Hanna Lis w żałobie. "Cały dom jest dzisiaj brakiem”
Hanna Lis jest aktywna w sieci i chętnie zamieszcza tam interesujące materiały. Tym razem nie miała jednak dobrych wieści. Wyjawiła obserwatorom, że mierzy się właśnie z ogromną stratą - za tęczowy most odszedł jej przyjaciel Fellini.
Hanna Lis miała poważne problemy zdrowotne
Hanna Lis pod koniec lipca ubiegłego roku poinformowała swoich obserwatorów, że uległa poważnemu wypadkowi , na wskutek którego doznała połamania obydwu rąk oraz żebra, a także urazu kolana. Wyjawiła, że było to bardzo niefortunne zdarzenie, a wszystkiemu były winne… spodnie.
Gdyby przyznawali nagrody za najgłupsze wypadki, na bank zdobyłabym złoto. A było tak: idąc do samochodu, zaplątałam nogi w za długie i za szerokie spodnie, które w dodatku przydeptałam i… runęłam jak kłoda. Uchroniłam głowę, ale obie ręce w temblakach - coś za coś. Jestem trochę połamana, ale daję radę, słowo - napisała na Instagramie.
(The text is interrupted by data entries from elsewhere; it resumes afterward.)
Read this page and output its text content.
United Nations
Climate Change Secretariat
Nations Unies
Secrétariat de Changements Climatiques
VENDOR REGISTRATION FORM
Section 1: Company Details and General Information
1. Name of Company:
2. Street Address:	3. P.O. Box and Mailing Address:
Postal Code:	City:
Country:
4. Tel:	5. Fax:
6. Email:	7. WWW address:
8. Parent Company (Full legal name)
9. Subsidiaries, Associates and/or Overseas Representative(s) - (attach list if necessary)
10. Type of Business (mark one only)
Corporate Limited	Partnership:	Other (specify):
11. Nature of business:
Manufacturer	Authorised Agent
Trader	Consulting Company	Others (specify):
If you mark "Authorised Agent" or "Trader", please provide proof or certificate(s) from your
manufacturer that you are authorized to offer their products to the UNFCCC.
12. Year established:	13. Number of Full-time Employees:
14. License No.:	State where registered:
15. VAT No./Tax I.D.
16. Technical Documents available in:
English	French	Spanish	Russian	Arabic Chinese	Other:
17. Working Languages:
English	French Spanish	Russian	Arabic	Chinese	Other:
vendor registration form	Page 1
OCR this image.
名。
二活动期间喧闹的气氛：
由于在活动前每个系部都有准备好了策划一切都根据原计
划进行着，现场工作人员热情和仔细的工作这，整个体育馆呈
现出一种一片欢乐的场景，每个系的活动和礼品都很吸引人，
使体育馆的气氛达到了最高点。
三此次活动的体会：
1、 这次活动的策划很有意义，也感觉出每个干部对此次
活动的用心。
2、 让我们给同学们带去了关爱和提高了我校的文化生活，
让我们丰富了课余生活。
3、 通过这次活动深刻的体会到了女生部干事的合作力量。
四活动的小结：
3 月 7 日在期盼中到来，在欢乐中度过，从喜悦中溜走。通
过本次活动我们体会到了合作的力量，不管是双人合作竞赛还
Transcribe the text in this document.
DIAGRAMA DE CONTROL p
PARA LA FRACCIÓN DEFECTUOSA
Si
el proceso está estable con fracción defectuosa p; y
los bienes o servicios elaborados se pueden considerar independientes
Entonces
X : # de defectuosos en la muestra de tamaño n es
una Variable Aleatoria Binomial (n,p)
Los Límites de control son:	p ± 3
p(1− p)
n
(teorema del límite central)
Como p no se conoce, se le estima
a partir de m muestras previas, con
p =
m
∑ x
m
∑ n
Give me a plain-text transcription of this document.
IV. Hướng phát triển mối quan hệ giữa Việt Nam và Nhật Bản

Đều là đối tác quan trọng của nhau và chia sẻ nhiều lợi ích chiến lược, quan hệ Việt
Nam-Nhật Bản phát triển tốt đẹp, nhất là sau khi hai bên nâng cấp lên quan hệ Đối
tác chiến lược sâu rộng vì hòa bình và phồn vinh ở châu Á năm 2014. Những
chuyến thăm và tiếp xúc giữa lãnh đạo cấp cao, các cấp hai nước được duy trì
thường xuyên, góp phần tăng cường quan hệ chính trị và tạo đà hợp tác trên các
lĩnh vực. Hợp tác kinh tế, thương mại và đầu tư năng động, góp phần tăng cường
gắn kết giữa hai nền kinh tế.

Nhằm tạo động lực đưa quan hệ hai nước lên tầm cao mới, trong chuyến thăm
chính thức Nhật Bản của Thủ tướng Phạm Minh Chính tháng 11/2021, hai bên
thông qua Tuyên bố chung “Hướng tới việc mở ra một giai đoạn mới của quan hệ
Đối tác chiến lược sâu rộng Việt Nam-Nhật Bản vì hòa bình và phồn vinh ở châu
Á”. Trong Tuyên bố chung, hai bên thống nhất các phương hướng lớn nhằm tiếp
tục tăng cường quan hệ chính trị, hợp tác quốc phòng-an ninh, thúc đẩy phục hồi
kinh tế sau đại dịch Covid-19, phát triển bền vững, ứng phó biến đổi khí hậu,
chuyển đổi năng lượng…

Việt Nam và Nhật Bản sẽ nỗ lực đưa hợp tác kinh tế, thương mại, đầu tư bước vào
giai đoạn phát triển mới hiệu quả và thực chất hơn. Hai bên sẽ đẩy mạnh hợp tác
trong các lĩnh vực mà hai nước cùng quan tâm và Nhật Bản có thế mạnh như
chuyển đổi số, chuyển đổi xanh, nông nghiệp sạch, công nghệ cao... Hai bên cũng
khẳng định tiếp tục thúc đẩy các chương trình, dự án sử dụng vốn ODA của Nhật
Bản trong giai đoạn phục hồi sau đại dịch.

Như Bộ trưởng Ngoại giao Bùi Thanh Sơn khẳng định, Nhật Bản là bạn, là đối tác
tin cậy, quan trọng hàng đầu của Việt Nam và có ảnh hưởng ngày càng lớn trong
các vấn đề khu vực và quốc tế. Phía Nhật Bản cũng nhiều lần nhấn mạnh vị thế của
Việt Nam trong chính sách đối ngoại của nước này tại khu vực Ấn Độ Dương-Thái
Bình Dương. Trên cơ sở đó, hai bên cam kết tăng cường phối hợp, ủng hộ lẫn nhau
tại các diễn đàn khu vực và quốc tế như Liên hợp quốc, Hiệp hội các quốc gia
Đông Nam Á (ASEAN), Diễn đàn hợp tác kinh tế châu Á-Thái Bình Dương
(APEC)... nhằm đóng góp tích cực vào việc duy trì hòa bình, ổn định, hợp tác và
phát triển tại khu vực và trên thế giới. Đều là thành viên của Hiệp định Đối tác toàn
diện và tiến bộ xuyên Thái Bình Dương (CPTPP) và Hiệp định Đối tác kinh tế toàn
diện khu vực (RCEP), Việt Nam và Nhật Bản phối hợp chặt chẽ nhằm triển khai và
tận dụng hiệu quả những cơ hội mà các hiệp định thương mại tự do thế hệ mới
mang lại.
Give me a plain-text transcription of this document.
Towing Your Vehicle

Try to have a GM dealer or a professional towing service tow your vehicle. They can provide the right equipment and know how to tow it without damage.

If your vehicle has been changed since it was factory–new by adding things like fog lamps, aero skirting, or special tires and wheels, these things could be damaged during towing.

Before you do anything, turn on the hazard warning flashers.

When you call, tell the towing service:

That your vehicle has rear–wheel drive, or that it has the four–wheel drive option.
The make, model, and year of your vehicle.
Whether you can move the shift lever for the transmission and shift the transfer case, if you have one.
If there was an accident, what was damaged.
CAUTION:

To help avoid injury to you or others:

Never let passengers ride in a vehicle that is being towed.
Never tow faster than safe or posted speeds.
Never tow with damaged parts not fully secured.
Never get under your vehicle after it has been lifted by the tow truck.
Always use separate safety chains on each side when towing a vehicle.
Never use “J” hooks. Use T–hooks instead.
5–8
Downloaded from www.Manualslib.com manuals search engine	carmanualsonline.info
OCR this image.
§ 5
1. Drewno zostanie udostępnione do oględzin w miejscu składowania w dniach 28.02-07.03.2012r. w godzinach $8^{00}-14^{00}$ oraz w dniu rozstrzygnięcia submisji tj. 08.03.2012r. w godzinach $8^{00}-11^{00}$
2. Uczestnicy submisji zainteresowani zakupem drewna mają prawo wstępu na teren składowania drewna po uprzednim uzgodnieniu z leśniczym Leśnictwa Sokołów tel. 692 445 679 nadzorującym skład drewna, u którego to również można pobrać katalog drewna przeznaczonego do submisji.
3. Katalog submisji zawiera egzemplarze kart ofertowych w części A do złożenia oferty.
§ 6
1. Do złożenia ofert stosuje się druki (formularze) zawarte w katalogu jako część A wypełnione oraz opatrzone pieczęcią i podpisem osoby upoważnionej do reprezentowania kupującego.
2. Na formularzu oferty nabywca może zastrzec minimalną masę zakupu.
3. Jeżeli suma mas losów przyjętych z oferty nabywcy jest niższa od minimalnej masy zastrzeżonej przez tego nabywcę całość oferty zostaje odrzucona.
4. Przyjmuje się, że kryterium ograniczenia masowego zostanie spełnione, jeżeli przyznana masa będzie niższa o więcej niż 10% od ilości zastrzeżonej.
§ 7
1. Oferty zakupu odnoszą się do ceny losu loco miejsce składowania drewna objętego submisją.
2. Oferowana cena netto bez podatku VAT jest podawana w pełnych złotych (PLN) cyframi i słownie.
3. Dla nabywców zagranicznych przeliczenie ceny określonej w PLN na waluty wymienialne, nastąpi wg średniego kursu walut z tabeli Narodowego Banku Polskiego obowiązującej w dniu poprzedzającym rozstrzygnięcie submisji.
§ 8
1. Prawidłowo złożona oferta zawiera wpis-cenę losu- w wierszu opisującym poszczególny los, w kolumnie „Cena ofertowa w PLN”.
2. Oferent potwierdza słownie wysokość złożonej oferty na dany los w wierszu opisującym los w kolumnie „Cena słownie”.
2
W nieszczęściu, jakie ją spotkało, postanowiła poszukać pozytywów. Choć była mocno poturbowana, cieszyła się, że jej niefortunny upadek nie skończył się znacznie gorzej. Zdradziła również, że z powodu złego stanu zdrowia musiała zrezygnować z upragnionego wypoczynku oraz przesunąć projekty, nad którymi pracowała.
Hanna Lis poinformowała o śmierci przyjaciela
Choć Hanna Lis nieco ograniczyła swoją aktywność medialną, to w dalszym ciągu prężnie działa w sieci, zamieszczając liczne materiały. Niestety tym razem podzieliła się z internautami smutnymi informacjami - zdradziła, że musiała na zawsze pożegnać swojego przyjaciela Felliniego , który zapewne teraz hasa za tęczowym mostem.
Mój Wielki Mały Przyjaciel Fellini. Felek. Delikatność, miłość i empatia na czterech malutkich, pluszowych łapkach. Trochę wstydliwy, nienachalny, bardzo wrażliwy - napisała dziennikarka, wyraźnie poruszona odejściem leciwego czworonoga.
Hanna Lis wspomina zmarłego czworonoga
W dalszej części swojego obszernego i poruszającego wpisu Hanna Lis wspominała Felliniego. Zdradziła internautom, że wspólnie przeżyli 18 lat i był to niezwykle szczęśliwy czas. Wyjawiła, jak wyglądała ich codzienność. Okazuje się, że był on niezwykle empatyczną istotą.
Nie było śniadania, obiadu, kolacji, kawy, ani herbaty bez Felka. Bo wyspa kuchenna była de facto wyspą Felkową, której życzliwie mi użyczał. Był wrażliwy na cierpienie. Pocieszał, kiedy bolało, gdy było źle. W taki swój, nienachalny, czuły, magiczny, Felkowy sposób. Dziękuję za blisko 18 lat przyjaźni i miłości - napisała Hanna Lis.